Дед нас встретил на тройке на вокзале и повёз в имение. Бабушку не помню. А дед обласкал меня. К маме он очень хорошо относился. Всё говорил – «Катенька, зачем ты разошлась?». Имени деда не помню, а дядю звали Альфонс.

Отъезд из Петрограда

У мамы здоровье было плохое. Мучила бронхиальная астма. Приступы были ужасные, а ведь она не курила и не пила.
В 1916 году мы уехали на Юг, так как в Питере мама совсем задыхалась. Квартиру на Итальянской оставили на попечение трем маминым сёстрам: тете Доре, тете Клаве и тете Вере. С работы маму отпустили с рекомендательными письмами. Поехали вначале в Феодосию, а потом в Кисловодск. Там мама устроилась на работу в пансионат.
В пансионате Феодосии была аристократическая публика. Летом жила балерина Гельцер, прима Мариинского театра. Очень знаменитая. Потом она уехала заграницу. Балерина устраивала с детьми всякие сценки – спектакли. Она всё говорила маме: «Когда приедете в Питер, обязательно устройте Сонечку в балет. Она очень пластична».
У нас была комнатушка, был большой кот, он умер, я его схоронила и горько плакала.
В Кисловодске пансионат тоже был шикарный. Снимали комнату. Помню, к дому нужно было идти через рынок. Однажды выпал снег. Мама отпустила меня погулять. Ребята катались на салазках. Кто-то дал мне флажок. Я запачкалась. Мама меня этим флажком по попке нашлёпала. Я запомнила на всю жизнь. Больше она меня никогда пальцем не тронула.

Скитания

Во время Гражданской войны мама работала в госпитале сестрой хозяйкой. По мере продвижения войск, продвигались и мы. Помню, были в Екатеринославле, Черкассах, Николаеве. Конечно из-за того, что мать работала в госпитале – мы не голодали.
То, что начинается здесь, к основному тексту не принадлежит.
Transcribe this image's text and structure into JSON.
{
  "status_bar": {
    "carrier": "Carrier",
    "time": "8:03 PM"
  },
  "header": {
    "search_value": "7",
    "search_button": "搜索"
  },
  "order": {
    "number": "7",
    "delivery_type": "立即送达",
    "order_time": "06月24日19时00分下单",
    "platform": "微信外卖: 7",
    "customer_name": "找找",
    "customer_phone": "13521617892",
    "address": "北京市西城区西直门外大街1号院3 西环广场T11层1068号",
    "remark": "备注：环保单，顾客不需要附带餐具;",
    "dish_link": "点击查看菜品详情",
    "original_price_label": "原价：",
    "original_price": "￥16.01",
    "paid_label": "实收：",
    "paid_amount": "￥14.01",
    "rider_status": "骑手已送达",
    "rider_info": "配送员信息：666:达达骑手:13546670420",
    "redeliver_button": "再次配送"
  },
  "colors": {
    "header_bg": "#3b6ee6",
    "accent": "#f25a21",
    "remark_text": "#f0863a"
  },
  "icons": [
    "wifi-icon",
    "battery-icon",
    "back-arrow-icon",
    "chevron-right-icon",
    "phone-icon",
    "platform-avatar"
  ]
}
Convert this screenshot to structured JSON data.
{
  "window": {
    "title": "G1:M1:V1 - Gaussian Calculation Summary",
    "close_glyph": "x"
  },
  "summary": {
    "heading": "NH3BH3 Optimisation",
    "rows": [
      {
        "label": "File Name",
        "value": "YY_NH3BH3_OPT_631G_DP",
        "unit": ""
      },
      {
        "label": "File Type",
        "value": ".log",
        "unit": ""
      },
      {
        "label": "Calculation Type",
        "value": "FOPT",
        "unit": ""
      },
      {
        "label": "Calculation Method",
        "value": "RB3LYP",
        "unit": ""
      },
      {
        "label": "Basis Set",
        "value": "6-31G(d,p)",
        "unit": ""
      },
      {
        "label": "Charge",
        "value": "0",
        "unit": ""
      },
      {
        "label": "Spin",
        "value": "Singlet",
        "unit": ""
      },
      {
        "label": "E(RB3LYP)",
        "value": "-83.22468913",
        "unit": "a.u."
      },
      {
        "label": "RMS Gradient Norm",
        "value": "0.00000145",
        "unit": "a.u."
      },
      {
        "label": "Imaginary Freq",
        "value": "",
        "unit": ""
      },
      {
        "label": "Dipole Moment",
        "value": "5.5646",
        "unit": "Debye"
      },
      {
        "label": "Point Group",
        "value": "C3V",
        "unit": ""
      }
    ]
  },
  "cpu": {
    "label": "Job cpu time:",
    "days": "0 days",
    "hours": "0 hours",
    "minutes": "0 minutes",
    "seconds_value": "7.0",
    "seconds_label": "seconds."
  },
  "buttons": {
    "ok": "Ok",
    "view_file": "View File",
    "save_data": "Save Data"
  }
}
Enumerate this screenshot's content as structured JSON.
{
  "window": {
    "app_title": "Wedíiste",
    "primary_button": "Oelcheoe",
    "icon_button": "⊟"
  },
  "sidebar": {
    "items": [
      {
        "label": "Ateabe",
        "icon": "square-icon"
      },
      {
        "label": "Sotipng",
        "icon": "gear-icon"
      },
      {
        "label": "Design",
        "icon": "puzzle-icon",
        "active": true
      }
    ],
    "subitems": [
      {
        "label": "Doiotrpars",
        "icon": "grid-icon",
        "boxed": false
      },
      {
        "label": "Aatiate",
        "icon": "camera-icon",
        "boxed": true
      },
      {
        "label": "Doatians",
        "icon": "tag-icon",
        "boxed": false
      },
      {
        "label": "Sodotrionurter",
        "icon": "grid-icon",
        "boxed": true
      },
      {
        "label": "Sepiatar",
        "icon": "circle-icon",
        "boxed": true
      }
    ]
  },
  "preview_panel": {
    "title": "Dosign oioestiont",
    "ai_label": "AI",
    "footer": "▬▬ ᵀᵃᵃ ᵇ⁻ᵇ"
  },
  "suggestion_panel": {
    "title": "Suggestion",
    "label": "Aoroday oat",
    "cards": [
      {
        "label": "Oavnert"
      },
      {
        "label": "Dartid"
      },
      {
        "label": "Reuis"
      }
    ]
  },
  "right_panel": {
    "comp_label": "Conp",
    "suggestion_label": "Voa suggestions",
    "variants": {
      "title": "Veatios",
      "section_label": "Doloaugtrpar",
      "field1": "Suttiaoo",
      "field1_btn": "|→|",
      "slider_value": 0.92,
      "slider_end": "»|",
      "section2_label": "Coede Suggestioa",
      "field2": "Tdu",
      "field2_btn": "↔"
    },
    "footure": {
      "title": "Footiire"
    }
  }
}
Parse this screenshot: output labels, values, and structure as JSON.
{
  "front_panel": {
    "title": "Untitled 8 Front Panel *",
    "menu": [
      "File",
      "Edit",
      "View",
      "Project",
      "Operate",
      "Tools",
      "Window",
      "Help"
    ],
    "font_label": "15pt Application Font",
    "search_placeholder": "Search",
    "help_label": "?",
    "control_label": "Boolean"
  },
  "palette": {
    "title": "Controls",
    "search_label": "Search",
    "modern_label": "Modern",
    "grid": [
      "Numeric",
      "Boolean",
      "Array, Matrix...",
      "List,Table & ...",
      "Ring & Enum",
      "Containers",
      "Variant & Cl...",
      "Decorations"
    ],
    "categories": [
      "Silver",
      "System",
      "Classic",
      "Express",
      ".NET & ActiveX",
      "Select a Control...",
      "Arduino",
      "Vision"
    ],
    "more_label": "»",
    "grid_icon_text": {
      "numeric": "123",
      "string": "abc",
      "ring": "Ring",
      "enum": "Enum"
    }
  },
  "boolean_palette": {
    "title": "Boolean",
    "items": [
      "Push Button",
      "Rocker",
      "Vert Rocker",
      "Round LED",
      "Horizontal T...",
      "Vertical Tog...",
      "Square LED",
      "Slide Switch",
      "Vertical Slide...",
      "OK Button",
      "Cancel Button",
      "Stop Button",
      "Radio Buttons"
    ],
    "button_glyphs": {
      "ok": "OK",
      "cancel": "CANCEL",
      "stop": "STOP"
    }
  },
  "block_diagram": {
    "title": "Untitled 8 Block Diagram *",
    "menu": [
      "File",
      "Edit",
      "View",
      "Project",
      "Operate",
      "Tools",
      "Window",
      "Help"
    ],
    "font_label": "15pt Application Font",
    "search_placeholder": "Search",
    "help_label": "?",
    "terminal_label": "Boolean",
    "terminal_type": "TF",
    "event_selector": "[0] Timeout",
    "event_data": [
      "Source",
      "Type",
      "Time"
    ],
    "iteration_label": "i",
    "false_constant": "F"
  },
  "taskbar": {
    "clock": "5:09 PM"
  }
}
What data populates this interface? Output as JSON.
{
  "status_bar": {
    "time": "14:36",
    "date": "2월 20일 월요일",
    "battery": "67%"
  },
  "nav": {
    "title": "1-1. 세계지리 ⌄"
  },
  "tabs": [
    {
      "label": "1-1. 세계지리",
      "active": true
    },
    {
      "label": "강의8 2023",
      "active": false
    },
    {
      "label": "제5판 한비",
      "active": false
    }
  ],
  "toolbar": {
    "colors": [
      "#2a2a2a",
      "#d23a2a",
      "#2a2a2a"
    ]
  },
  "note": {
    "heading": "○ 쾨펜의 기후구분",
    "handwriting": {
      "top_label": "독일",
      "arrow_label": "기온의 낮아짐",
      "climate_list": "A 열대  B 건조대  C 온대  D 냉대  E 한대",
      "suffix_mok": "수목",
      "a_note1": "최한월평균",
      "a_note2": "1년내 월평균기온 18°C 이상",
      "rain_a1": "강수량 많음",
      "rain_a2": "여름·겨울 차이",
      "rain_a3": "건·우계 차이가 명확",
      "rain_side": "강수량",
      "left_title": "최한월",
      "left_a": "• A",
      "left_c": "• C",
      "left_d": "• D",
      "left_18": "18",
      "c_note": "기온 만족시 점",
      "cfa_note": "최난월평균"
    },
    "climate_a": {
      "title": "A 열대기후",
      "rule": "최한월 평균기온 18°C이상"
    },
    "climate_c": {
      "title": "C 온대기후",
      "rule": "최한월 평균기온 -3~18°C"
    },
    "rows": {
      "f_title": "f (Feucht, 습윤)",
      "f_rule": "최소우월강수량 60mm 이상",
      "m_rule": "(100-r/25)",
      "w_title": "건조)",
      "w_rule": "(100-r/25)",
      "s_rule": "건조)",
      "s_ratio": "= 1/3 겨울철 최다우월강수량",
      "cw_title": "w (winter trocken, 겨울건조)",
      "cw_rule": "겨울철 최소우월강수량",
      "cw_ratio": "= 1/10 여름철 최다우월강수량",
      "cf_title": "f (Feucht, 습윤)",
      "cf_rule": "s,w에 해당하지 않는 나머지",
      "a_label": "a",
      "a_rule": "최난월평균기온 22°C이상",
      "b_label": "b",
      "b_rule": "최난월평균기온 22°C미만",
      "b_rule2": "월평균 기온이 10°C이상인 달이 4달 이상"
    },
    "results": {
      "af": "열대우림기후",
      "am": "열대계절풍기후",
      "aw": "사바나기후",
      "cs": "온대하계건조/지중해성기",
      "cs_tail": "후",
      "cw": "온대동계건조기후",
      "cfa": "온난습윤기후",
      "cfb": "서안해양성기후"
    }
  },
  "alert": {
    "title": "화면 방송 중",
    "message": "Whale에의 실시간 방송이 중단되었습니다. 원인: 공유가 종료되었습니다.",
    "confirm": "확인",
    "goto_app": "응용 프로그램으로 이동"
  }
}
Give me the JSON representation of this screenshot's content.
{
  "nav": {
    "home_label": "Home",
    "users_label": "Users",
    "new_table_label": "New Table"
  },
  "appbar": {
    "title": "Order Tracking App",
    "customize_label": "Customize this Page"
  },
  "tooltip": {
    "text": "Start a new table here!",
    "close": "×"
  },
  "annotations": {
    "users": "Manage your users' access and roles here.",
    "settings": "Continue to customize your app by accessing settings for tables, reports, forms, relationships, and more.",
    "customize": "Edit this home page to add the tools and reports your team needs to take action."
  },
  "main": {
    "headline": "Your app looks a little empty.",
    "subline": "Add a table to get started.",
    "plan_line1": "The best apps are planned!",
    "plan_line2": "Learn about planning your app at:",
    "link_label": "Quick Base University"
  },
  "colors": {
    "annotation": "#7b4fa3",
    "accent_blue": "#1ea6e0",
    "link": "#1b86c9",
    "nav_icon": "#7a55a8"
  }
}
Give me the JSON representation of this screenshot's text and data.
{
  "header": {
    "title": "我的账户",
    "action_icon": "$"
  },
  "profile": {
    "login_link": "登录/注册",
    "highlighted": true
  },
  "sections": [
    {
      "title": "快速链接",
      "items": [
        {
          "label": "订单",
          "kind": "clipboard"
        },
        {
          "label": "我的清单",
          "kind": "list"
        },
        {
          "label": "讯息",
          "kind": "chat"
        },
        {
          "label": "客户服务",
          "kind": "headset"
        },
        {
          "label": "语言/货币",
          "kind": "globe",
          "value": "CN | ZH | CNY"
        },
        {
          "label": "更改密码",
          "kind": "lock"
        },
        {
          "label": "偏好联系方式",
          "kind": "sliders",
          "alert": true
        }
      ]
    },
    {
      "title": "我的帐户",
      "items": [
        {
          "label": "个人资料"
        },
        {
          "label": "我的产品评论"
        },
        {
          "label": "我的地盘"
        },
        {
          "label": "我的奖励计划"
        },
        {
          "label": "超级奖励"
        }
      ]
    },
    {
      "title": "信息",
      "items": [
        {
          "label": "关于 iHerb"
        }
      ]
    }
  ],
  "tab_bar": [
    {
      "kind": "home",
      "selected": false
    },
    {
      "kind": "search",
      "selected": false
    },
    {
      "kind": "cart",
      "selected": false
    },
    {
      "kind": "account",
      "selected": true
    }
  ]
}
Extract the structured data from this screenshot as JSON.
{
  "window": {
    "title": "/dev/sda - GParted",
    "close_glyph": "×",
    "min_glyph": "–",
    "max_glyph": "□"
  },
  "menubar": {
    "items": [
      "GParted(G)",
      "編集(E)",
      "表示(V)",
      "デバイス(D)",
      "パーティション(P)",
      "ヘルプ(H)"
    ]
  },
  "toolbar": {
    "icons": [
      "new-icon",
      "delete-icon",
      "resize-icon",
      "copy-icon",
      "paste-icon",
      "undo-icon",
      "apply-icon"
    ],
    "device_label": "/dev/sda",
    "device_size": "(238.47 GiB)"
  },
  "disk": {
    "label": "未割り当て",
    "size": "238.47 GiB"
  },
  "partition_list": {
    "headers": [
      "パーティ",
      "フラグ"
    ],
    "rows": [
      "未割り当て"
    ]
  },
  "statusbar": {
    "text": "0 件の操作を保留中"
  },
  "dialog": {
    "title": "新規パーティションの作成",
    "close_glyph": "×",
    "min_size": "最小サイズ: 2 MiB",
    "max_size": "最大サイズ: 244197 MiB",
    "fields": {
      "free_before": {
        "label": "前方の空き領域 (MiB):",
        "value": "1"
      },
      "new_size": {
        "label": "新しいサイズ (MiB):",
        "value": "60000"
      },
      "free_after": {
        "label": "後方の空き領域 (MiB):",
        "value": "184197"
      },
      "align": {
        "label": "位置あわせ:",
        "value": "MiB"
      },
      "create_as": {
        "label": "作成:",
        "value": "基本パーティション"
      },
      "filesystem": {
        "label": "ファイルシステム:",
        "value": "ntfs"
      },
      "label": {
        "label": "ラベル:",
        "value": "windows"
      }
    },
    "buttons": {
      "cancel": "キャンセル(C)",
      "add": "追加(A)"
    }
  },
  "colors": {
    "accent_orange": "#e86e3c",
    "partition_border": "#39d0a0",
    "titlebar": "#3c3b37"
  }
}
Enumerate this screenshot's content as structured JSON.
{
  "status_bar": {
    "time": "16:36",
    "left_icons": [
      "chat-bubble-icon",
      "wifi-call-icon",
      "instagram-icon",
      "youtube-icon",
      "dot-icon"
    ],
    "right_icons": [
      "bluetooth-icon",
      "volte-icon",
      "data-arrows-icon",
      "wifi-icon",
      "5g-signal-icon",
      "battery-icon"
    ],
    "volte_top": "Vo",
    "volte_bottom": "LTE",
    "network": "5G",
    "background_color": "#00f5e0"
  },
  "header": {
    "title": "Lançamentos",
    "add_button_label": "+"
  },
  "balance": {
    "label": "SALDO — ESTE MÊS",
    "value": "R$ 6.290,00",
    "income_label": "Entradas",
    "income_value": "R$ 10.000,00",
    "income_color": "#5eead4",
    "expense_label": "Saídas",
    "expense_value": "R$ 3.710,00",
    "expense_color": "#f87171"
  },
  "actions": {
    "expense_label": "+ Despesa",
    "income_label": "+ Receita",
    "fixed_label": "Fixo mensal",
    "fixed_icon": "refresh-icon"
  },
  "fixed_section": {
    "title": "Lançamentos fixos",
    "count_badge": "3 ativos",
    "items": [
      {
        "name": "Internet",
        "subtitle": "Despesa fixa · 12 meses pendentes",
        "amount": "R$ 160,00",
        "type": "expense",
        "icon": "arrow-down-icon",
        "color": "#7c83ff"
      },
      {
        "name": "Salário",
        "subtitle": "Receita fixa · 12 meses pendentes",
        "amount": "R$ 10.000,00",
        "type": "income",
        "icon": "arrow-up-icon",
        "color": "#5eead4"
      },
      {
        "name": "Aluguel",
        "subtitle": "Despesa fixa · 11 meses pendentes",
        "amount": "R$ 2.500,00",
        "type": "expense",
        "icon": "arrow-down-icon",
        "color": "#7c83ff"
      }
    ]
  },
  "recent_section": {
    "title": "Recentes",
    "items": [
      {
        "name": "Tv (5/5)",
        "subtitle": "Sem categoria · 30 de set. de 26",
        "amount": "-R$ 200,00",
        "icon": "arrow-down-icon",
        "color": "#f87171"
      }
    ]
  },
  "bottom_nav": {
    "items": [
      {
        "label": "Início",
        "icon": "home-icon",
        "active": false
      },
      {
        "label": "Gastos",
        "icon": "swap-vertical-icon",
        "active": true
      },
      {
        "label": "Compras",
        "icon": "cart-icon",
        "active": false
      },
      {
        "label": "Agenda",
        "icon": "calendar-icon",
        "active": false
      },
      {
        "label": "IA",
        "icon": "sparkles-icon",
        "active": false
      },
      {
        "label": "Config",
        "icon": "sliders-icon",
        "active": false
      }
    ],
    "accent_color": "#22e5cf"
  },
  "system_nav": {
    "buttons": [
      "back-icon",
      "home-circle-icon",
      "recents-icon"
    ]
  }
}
В Черкассах помню, чуть не утонула. Я прибежала к маме на работу. Было жарко. А госпиталь стоял на берегу реки Буг. Я сказала, что хочу купаться. Мама говорит «подожди», а я не стала ждать. Побежала с горы вниз к реке. Бегу, оглядываюсь, вижу, мама идёт, думаю сейчас от мамы попадёт за то, что я не дождалась ее. Бегу и спиной пячусь к воде. Мама кричит «подожди меня!», а я всё дальше, шаг за шагом, бухнулась и стала тонуть. У меня были длинные косы, мама меня за них и вытащила. Она сама тоже не умела плавать.

Когда мы были в Черкассах, однажды, неожиданно город заняли белые. Помню, приносили солдаты серебро награбленное. Мы ребятишки с ним играли. Помню, разгромили большую аптеку, несли разворованное кому надо, кому не надо. Белые были недолго. Мама снова стала работать в госпитале.

А потом госпиталь перевели в Николаев. Туда мы приехали с сыпняком. Помню, лежали мы рядом в сыпняке. Мама придет в себя спрашивает:
– Ты слышишь?
– Слышу
– Вот что я тебе скажу: У тебя в Петрограде есть квартира, перечислит родственников: тетя Вера с мужем, тетя Дора с дядей Сережей, тетя Клава с дядей Колей, – просит запомнить адрес.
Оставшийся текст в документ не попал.